Elaine H. Kim is a queer Korean American fiction writer born and raised in the Midwest. She has won fellowships from the Fulbright Foundation and NY Foundation for the Arts and was the Justin Chin Fellow at Lambda Literary’s Writers Retreat for LGBTQ Voices in 2021. Her work has appeared in Guernica, Joyland, upstreet, and elsewhere, and she has been supported by Hedgebrook, the Millay Colony and VCCA, among others. Elaine lives with her partner and their twins in Brooklyn, NY.
A. Loudermilk’s Strange Valentine won the Crab Orchard Series in Poetry First Book Award.

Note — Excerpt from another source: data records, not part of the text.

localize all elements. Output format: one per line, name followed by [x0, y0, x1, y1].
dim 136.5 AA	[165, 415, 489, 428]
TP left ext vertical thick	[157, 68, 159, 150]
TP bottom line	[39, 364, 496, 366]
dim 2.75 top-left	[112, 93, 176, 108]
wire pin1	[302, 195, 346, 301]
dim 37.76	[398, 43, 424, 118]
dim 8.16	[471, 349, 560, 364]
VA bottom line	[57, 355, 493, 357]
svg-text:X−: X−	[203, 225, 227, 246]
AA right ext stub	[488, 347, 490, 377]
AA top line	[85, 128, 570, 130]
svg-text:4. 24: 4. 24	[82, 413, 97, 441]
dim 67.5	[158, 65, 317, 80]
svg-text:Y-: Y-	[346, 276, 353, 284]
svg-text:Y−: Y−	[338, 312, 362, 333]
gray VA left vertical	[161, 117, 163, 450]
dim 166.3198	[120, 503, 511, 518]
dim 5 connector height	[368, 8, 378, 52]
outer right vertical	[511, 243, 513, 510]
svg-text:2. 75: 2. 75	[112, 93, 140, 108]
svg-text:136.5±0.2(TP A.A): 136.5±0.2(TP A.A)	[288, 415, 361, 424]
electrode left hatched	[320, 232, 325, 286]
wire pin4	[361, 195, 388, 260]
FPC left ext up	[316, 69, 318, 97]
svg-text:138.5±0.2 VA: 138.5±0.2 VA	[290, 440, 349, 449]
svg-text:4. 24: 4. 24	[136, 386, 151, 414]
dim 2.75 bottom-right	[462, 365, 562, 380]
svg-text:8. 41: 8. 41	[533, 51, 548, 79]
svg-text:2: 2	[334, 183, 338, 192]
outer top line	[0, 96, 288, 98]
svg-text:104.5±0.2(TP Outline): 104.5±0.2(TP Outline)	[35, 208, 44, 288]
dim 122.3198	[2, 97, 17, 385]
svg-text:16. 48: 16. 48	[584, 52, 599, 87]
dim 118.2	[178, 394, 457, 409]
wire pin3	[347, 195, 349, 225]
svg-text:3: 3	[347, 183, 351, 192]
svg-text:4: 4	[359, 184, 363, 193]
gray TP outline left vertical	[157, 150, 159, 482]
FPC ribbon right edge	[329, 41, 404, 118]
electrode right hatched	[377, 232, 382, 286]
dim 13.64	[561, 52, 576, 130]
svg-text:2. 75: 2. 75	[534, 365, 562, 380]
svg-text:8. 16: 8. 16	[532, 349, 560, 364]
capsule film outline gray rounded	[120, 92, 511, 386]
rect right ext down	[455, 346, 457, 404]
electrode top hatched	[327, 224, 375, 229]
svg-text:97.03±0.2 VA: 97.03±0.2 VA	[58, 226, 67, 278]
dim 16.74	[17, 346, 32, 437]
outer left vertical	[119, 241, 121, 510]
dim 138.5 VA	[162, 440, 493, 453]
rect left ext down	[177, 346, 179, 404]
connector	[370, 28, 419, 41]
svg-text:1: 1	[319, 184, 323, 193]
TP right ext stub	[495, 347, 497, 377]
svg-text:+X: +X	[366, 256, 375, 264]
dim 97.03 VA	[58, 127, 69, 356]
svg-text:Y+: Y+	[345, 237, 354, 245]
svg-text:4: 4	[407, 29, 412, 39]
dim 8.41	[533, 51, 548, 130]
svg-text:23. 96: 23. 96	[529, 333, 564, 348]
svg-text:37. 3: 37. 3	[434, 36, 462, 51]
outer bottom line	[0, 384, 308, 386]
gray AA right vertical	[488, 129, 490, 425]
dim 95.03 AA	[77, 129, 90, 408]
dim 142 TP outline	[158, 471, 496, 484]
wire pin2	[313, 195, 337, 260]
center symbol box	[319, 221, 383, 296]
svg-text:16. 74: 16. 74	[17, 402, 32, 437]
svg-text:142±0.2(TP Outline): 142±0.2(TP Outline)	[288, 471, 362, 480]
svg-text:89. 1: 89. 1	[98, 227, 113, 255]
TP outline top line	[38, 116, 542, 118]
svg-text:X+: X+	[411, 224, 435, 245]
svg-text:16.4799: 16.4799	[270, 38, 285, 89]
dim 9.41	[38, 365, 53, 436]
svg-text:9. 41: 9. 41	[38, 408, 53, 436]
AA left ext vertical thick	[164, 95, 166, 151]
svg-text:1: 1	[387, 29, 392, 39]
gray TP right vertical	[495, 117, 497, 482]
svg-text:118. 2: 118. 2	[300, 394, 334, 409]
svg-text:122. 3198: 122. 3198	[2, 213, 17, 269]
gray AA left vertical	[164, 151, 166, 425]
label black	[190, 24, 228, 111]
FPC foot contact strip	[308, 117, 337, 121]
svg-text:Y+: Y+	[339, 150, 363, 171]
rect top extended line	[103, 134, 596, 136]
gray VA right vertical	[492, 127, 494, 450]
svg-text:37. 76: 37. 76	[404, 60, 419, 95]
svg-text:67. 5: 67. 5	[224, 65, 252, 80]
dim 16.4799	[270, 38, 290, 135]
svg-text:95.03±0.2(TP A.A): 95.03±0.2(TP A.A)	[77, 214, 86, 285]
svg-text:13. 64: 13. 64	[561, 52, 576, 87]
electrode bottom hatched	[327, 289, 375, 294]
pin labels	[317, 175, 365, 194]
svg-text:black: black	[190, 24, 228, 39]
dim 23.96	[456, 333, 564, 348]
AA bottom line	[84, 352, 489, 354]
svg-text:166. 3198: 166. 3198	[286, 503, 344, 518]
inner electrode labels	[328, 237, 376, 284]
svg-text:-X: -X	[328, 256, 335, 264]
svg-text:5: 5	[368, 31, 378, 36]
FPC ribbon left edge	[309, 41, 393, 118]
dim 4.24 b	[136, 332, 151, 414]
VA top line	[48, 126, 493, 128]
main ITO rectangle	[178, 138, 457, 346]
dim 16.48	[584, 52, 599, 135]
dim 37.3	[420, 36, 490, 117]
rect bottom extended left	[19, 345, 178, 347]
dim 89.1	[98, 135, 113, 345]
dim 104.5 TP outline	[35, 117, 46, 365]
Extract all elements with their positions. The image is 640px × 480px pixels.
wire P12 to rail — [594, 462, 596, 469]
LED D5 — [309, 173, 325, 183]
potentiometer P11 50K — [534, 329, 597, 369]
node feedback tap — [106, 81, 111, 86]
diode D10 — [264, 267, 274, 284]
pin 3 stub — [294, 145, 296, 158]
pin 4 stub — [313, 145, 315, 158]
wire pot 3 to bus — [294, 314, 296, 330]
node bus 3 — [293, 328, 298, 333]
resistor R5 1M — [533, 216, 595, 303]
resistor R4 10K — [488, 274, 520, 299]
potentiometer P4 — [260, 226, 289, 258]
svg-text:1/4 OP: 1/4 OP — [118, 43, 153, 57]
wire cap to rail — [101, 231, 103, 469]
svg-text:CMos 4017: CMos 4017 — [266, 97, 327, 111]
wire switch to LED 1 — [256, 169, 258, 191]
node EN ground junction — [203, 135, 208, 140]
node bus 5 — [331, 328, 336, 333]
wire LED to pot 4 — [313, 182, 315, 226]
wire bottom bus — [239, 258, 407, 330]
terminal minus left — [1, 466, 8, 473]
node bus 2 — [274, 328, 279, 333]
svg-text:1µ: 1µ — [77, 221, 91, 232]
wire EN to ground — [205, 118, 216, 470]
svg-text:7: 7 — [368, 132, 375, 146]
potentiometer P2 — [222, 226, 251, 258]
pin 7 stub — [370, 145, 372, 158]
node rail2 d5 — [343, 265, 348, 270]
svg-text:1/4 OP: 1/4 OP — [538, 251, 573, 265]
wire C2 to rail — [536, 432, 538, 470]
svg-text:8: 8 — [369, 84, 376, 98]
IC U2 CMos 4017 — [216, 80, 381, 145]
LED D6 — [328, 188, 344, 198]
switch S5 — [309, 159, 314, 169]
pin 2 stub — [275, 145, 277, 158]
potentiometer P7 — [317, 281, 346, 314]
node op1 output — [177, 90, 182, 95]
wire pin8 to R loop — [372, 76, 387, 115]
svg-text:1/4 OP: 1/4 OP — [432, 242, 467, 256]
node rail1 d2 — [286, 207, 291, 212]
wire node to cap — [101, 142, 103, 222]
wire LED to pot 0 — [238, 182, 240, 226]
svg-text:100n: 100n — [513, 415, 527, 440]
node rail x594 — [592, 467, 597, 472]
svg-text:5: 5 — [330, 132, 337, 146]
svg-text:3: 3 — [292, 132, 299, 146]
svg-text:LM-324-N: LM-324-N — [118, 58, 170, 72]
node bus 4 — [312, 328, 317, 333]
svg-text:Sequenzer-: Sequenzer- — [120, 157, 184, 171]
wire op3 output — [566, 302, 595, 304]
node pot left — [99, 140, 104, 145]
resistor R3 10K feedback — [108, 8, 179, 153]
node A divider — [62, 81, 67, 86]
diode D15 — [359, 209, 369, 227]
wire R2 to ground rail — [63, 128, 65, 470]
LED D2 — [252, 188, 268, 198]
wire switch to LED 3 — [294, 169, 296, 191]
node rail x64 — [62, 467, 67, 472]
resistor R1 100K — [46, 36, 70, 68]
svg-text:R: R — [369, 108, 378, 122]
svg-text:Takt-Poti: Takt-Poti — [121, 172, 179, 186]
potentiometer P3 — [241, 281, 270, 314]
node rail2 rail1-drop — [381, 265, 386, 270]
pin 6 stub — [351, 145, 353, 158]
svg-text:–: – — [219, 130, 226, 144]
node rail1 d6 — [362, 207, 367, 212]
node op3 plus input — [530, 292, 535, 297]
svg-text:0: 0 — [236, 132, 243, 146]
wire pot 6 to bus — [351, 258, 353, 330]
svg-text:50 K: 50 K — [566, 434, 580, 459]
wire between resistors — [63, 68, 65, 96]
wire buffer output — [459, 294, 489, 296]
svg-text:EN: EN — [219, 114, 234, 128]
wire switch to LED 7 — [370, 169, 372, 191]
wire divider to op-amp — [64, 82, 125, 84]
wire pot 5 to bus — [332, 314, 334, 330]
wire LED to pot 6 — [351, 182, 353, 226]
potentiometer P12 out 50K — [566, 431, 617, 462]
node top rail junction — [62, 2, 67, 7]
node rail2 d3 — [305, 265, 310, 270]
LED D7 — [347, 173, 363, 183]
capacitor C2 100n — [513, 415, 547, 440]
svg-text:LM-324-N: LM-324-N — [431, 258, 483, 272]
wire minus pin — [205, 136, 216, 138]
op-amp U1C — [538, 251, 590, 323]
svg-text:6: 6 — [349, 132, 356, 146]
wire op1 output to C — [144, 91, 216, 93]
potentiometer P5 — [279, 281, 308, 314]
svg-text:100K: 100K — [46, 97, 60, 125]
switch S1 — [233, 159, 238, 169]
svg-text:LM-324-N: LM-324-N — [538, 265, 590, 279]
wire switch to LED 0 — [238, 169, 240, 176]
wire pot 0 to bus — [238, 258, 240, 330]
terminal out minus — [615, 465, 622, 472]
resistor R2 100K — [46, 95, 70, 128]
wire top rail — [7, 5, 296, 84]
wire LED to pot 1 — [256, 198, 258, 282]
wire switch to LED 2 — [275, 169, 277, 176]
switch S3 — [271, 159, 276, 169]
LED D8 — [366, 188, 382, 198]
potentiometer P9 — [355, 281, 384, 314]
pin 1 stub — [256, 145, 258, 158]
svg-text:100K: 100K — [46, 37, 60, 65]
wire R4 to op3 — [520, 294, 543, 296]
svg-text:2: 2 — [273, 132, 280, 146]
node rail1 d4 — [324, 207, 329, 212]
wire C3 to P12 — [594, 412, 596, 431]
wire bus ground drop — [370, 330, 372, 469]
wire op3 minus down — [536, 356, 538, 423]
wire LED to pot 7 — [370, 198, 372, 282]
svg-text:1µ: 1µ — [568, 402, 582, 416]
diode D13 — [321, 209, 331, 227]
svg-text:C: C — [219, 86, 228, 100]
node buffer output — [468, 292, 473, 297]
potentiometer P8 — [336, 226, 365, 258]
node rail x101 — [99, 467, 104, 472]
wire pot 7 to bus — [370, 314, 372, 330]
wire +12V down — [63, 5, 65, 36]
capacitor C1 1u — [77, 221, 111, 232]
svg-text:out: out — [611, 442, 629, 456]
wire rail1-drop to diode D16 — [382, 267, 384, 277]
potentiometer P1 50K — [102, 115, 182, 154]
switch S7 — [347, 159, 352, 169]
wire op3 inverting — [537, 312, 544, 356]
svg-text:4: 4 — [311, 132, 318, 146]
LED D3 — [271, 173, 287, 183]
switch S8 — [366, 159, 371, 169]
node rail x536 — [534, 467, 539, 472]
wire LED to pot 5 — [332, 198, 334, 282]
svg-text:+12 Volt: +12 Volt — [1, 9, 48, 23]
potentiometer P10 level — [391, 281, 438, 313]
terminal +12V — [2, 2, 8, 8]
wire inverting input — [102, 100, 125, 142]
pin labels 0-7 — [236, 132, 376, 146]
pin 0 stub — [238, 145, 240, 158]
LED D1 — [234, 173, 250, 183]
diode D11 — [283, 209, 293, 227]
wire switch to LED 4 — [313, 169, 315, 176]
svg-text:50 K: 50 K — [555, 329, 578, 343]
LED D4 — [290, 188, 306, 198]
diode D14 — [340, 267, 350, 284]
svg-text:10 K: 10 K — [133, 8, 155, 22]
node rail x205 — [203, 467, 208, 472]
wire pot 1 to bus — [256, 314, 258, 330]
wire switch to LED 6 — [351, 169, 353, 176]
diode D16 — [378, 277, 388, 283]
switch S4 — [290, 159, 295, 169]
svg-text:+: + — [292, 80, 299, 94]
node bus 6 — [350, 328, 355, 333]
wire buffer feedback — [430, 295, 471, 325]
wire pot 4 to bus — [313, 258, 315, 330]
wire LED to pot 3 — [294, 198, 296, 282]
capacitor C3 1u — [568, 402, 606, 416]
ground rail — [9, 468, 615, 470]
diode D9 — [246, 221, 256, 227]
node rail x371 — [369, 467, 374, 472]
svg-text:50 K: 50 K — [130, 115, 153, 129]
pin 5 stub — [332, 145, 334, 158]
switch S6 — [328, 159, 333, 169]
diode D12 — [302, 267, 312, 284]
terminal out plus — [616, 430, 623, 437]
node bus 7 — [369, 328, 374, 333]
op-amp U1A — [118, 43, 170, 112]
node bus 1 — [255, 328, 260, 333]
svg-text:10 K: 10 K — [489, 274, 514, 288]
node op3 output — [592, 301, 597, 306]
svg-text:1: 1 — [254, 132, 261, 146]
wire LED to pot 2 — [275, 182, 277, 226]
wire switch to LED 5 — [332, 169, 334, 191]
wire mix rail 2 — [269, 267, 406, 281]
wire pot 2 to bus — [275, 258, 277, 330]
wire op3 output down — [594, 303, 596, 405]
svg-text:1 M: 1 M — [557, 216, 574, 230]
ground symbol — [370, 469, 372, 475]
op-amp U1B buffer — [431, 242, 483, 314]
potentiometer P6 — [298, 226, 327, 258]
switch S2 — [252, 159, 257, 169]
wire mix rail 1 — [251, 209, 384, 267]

His poems can be found in publications like Cream City Review, Gargoyle, Smartish Pace, Tampa Review, and Tin House, and his essays in Packingtown Review, The Writer’s Chronicle, PopMatters, and the Journal of International Women’s Studies. He now works at a tea shop in Champaign-Urbana.
Bruce McKay was born in Los Angeles and grew up in LA and St. Louis. His fiction has appeared in The Southern Review, ZYZZYVA, The Missouri Review, Southwest Review and other journals and magazines. He lives in Southern California with his family and teaches at the University of California, Irvine.
Chris Stuck is the author of Give My Love to the Savages: Stories, published in July 2021 by Amistad/HarperCollins. He has twice been a fiction fellow at the Fine Arts Work Center in Provincetown, Massachusetts, a Callaloo Writer’s Workshop fiction fellow, and an Oregon Literary Arts fiction fellow. He was recently a finalist for the 2022 PEN/Robert W. Bingham Prize and the 2022 Oregon Book Award. A Pushcart Prize winner, he has published work in various literary journals.
Melissa Wiley is the author of Skull Cathedral, a book interweaving thoughts on the body’s vestigial organs with autobiographical fragments, which won the 2019 Autumn House Press Nonfiction Contest. Melissa passed away in 2022.
Greg Youmans is a writer and film scholar based in Washington State. This is his first published story.
Vincent Yu is the National Sales Coordinator at W.W. Norton. His work has been published in Prairie Schooner, Able Muse, Ninth Letter, and elsewhere. His story, “You Just Make Me So Happy,” received the Ashley Leigh Bourne Prize for fiction from Ploughshares. He is working on a novel.